This is a warm salad that is easy to prepare and seasoned with a unique blend of spices for a complex finish. Primary technique – blanching vegetables.
- 1 bunch carrots, peeled and sliced into disks
- 1 head cauliflower, chopped into florets
- 1 16 oz. can garbanzo beans, drained and rinsed
- 4 quarts water
- 4 tablespoons kosher salt
- juice of 1 lemon
- 2 Tablespoons olive oil
- 1 Tablespoon cumin
- 1 teaspoon paprika
- 1 teaspoon tumeric
- 1 teaspoon ginger
- ½ teaspoon cinnamon
- ½ teaspoon cayenne
- ½ teaspoon pepper
- fresh parsley, chopped
- Bring 4 quarts of water to a boil in large stock pot.
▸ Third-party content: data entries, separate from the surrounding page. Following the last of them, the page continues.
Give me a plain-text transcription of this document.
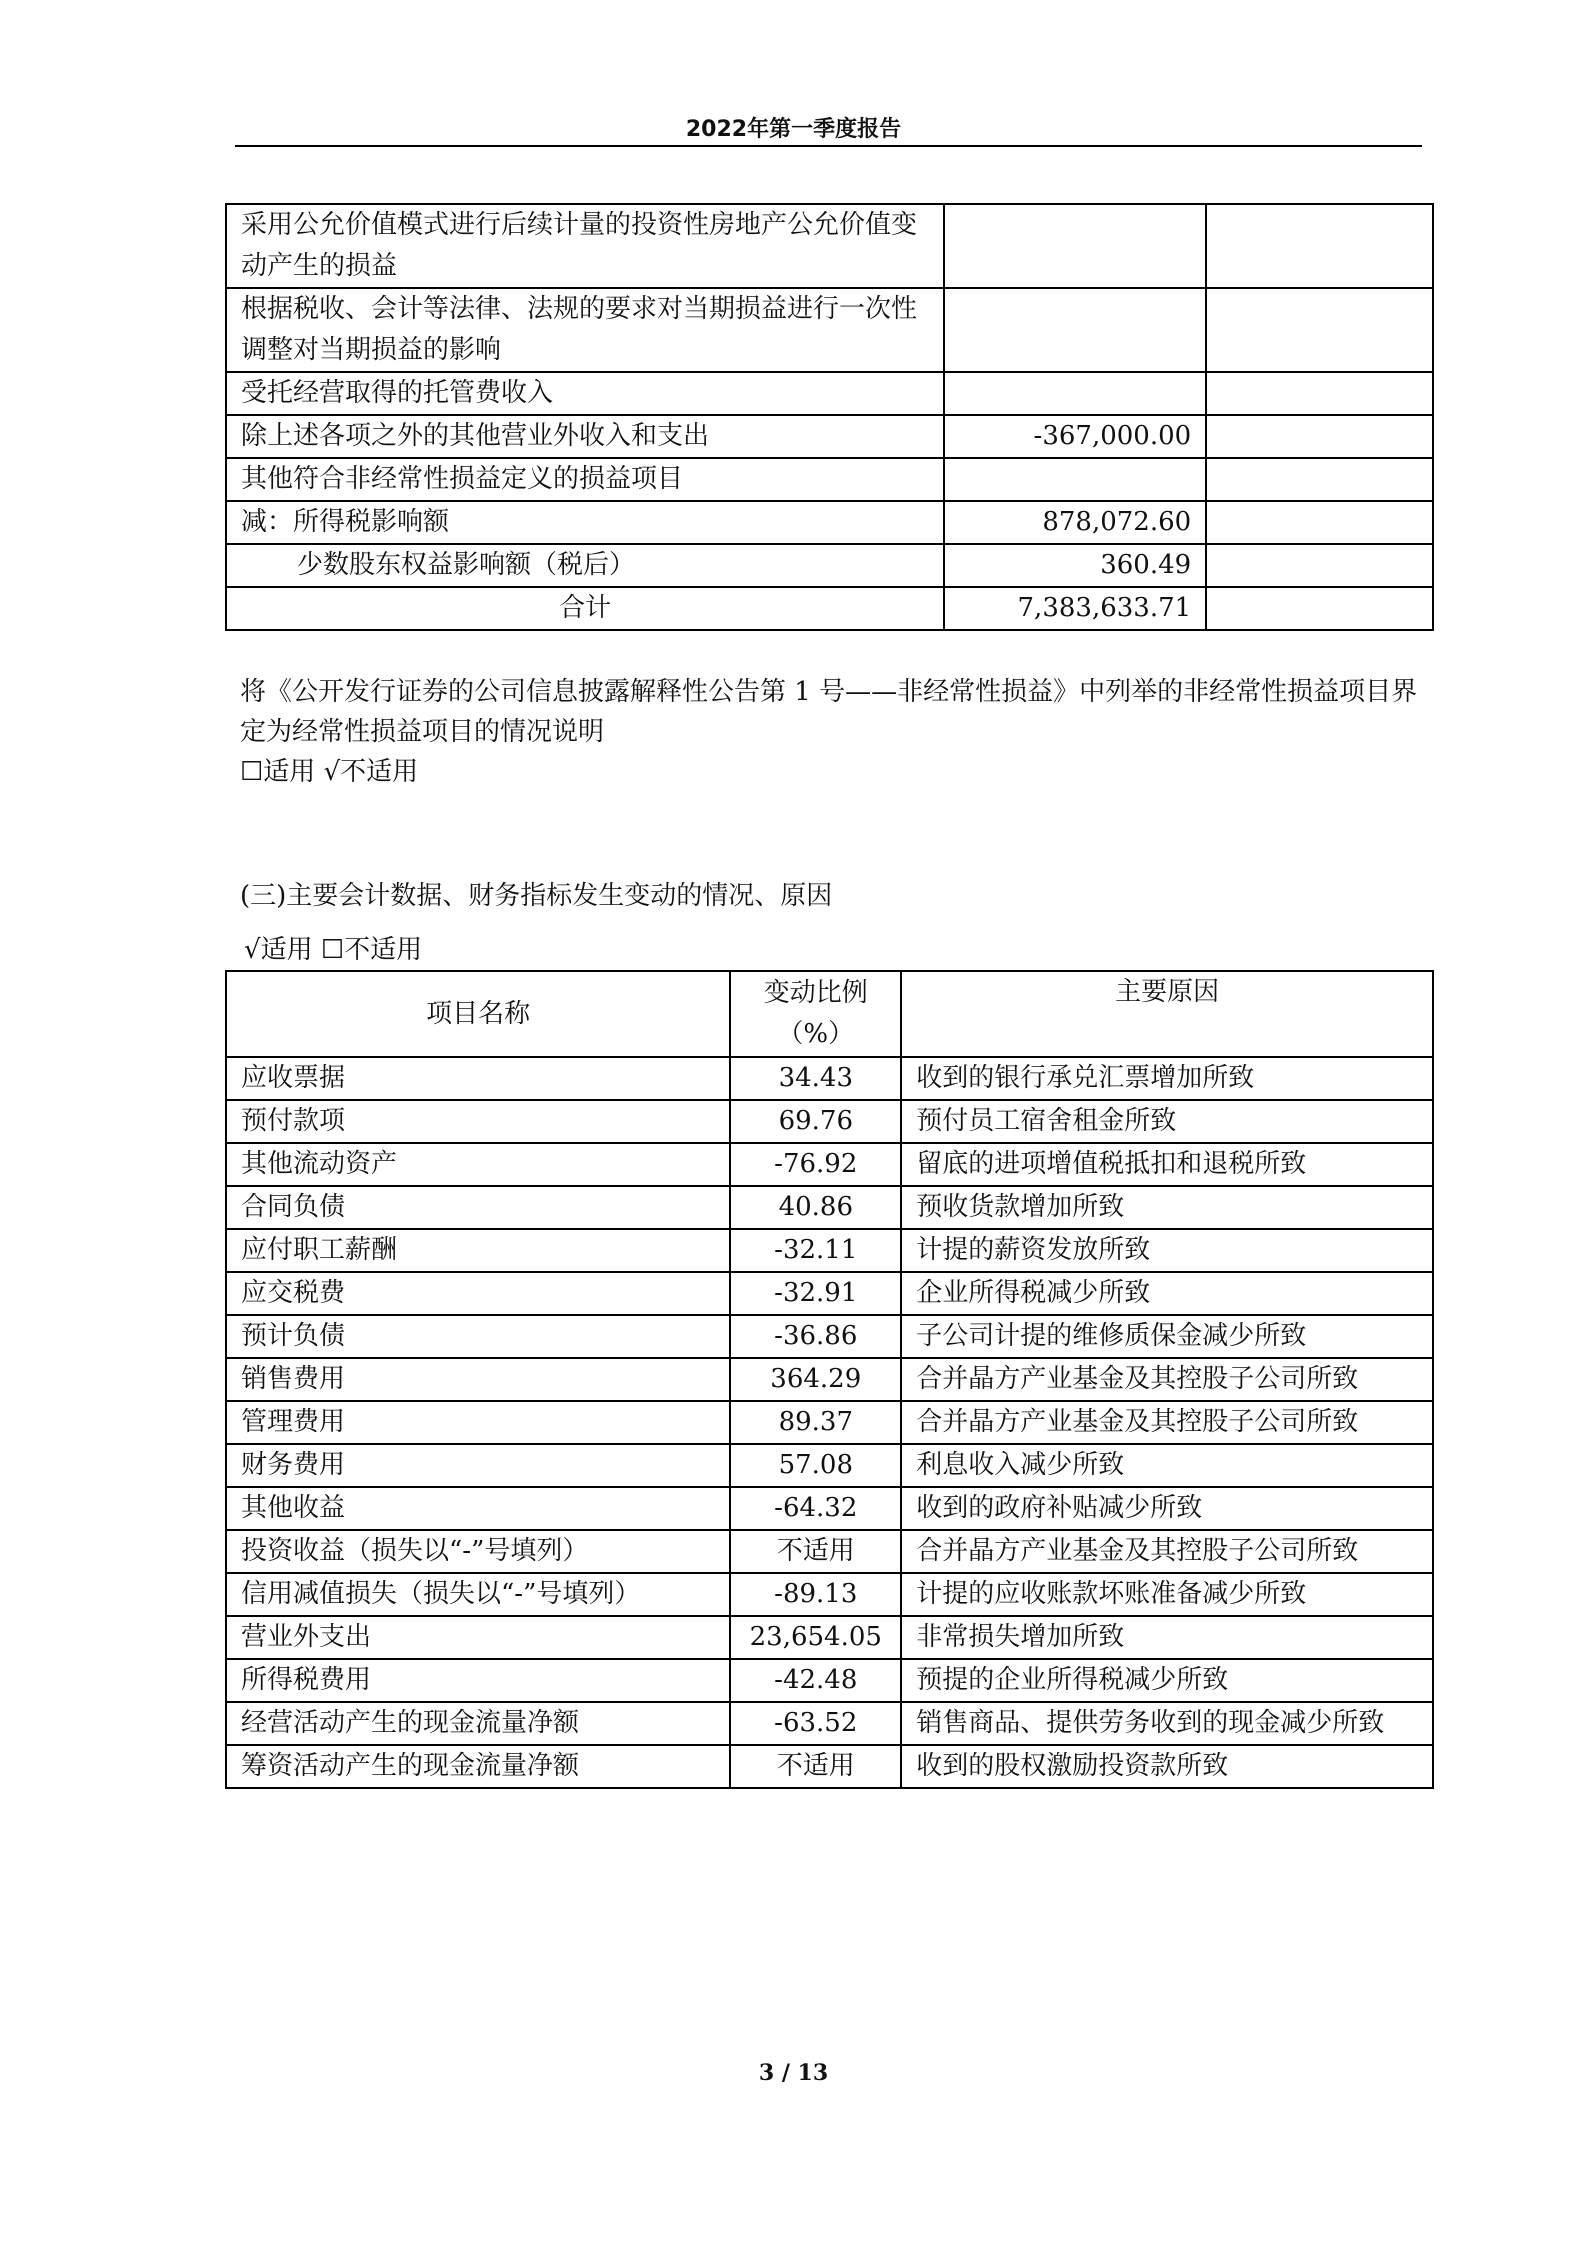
2022年第一季度报告
采用公允价值模式进行后续计量的投资性房地产公允价值变动产生的损益		
根据税收、会计等法律、法规的要求对当期损益进行一次性调整对当期损益的影响		
受托经营取得的托管费收入		
除上述各项之外的其他营业外收入和支出	-367,000.00	
其他符合非经常性损益定义的损益项目		
减：所得税影响额	878,072.60	
少数股东权益影响额（税后）	360.49	
合计	7,383,633.71	
将《公开发行证券的公司信息披露解释性公告第 1 号——非经常性损益》中列举的非经常性损益项目界定为经常性损益项目的情况说明
☐适用 √不适用
(三)主要会计数据、财务指标发生变动的情况、原因
√适用 ☐不适用
项目名称	变动比例（%）	主要原因
应收票据	34.43	收到的银行承兑汇票增加所致
预付款项	69.76	预付员工宿舍租金所致
其他流动资产	-76.92	留底的进项增值税抵扣和退税所致
合同负债	40.86	预收货款增加所致
应付职工薪酬	-32.11	计提的薪资发放所致
应交税费	-32.91	企业所得税减少所致
预计负债	-36.86	子公司计提的维修质保金减少所致
销售费用	364.29	合并晶方产业基金及其控股子公司所致
管理费用	89.37	合并晶方产业基金及其控股子公司所致
财务费用	57.08	利息收入减少所致
其他收益	-64.32	收到的政府补贴减少所致
投资收益（损失以“-”号填列）	不适用	合并晶方产业基金及其控股子公司所致
信用减值损失（损失以“-”号填列）	-89.13	计提的应收账款坏账准备减少所致
营业外支出	23,654.05	非常损失增加所致
所得税费用	-42.48	预提的企业所得税减少所致
经营活动产生的现金流量净额	-63.52	销售商品、提供劳务收到的现金减少所致
筹资活动产生的现金流量净额	不适用	收到的股权激励投资款所致
3 / 13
Add salt.
- Carefully spoon carrots into boiling water. Let cook for 5 minutes before adding cauliflower to water as well. Allow vegetables to cook until just tender when pierced with fork.
- Drain vegetables in a colander and briefly toss under cold water. Set aside.
- Combine vegetables and garbanzo beans in a large bowl.
- Add olive oil, lemon, and spices. Mix well.
- Serve warm or store in refrigerator and serve cold.